My neighbor gave me vegetables from his garden one year and that actually got me started growing my own. It became a labor of love. Actually, it’s almost like an addiction. The garden is a great stress reliever, and even more so during the pandemic. I’m outside, I’m active, it’s gratifying.
With my father-in-law, I started drying and canning the peppers. Then, we branched out into sauces and jellies.
What do you make with the peppers?
From the hundreds and hundreds of peppers I harvest each summer and fall, I make a variety of hot sauces, jellies and relishes. My prize-winning relish recipe is from a cardiac rehab patient I met while working at Bradley Memorial Hospital (now The Hospital of Central Connecticut, Bradley campus). The patient would grab a coffee with me in the morning, and we got to talking about peppers. He gave me his recipe, and I tweaked it and worked on it, and eventually it became the recipe I use today.

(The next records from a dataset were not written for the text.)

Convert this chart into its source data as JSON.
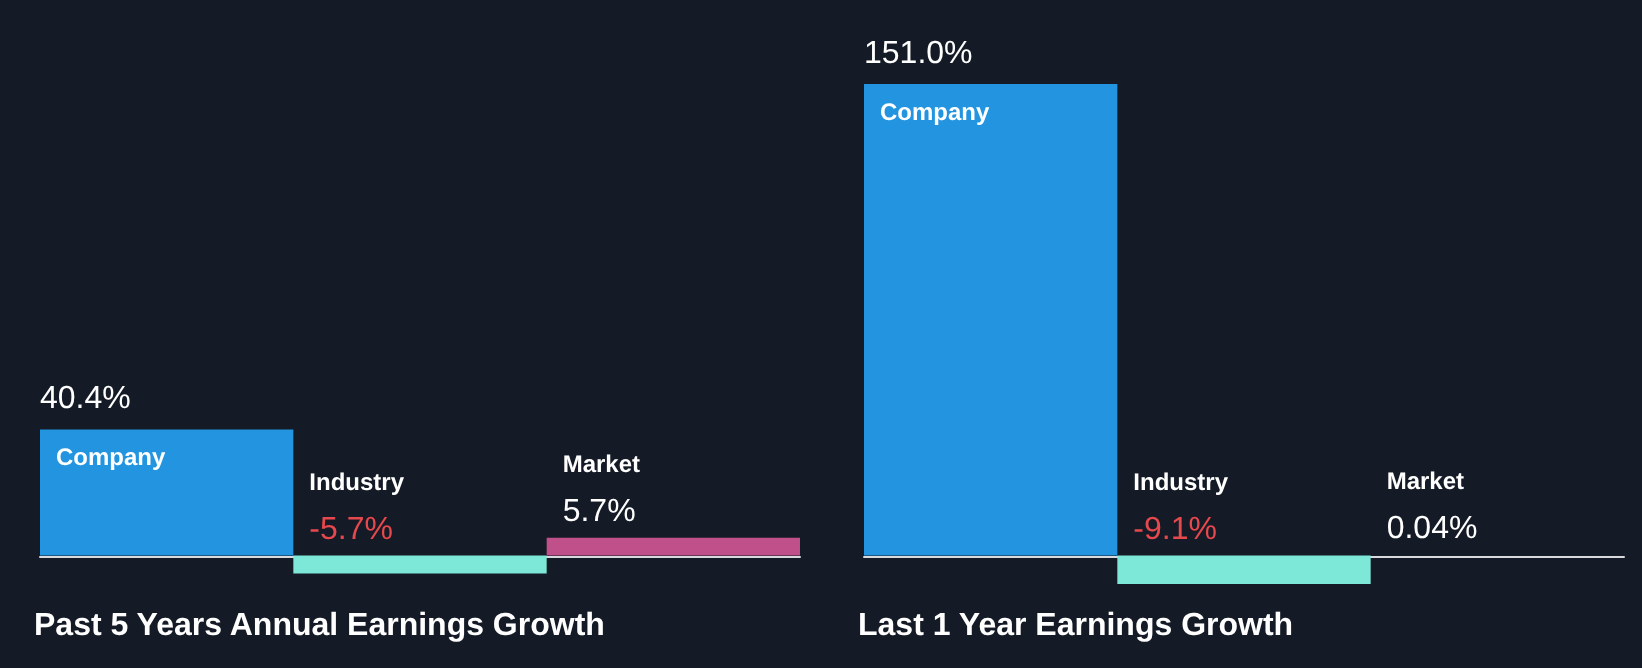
{
  "chart_data": [
    {
      "type": "bar",
      "title": "Past 5 Years Annual Earnings Growth",
      "categories": [
        "Company",
        "Industry",
        "Market"
      ],
      "values": [
        40.4,
        -5.7,
        5.7
      ],
      "colors": [
        "#2394df",
        "#7ee8d8",
        "#c0508a"
      ],
      "value_labels": [
        "40.4%",
        "-5.7%",
        "5.7%"
      ]
    },
    {
      "type": "bar",
      "title": "Last 1 Year Earnings Growth",
      "categories": [
        "Company",
        "Industry",
        "Market"
      ],
      "values": [
        151.0,
        -9.1,
        0.04
      ],
      "colors": [
        "#2394df",
        "#7ee8d8",
        "#c0508a"
      ],
      "value_labels": [
        "151.0%",
        "-9.1%",
        "0.04%"
      ]
    }
  ]
}
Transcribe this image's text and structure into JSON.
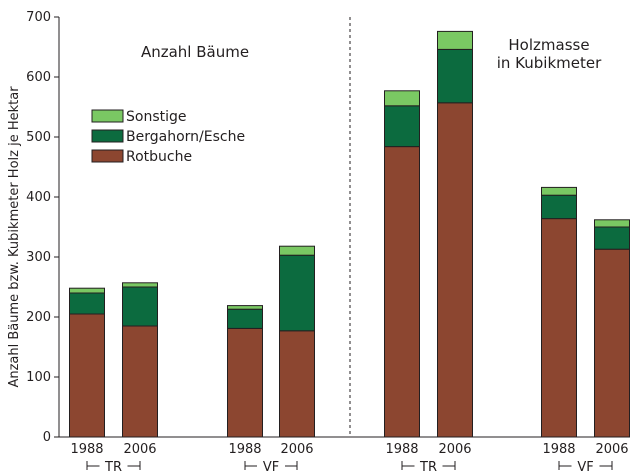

I make three varieties of hot sauce, including a red one similar to Frank’s Red Hot that uses Thai chilis. The green sauce is a jalapeno/smoked poblano, and the orange one uses my favorite pepper, the Scotch bonnet, for an almost fruity hot sauce with Jamaican undertones.
I give most of the bottles and jars — labeled with my brand name “Donny Boy’s” — to my friends, family and colleagues.. And, every fall, I enter area fairs.
Do you win?
Well, this year, I pretty much swept all the categories at the Berlin Fair. I won 16 prizes, but I couldn’t do it without my family, friends and neighbors who help me. There are people who do what I do. It’s a friendly competition.
Are there growing tips?
Peppers’ heat is never uniform — a rainy season can “mild the peppers down” because of the extra water content. The beautiful colors of the peppers depend on the heat of the summer sun.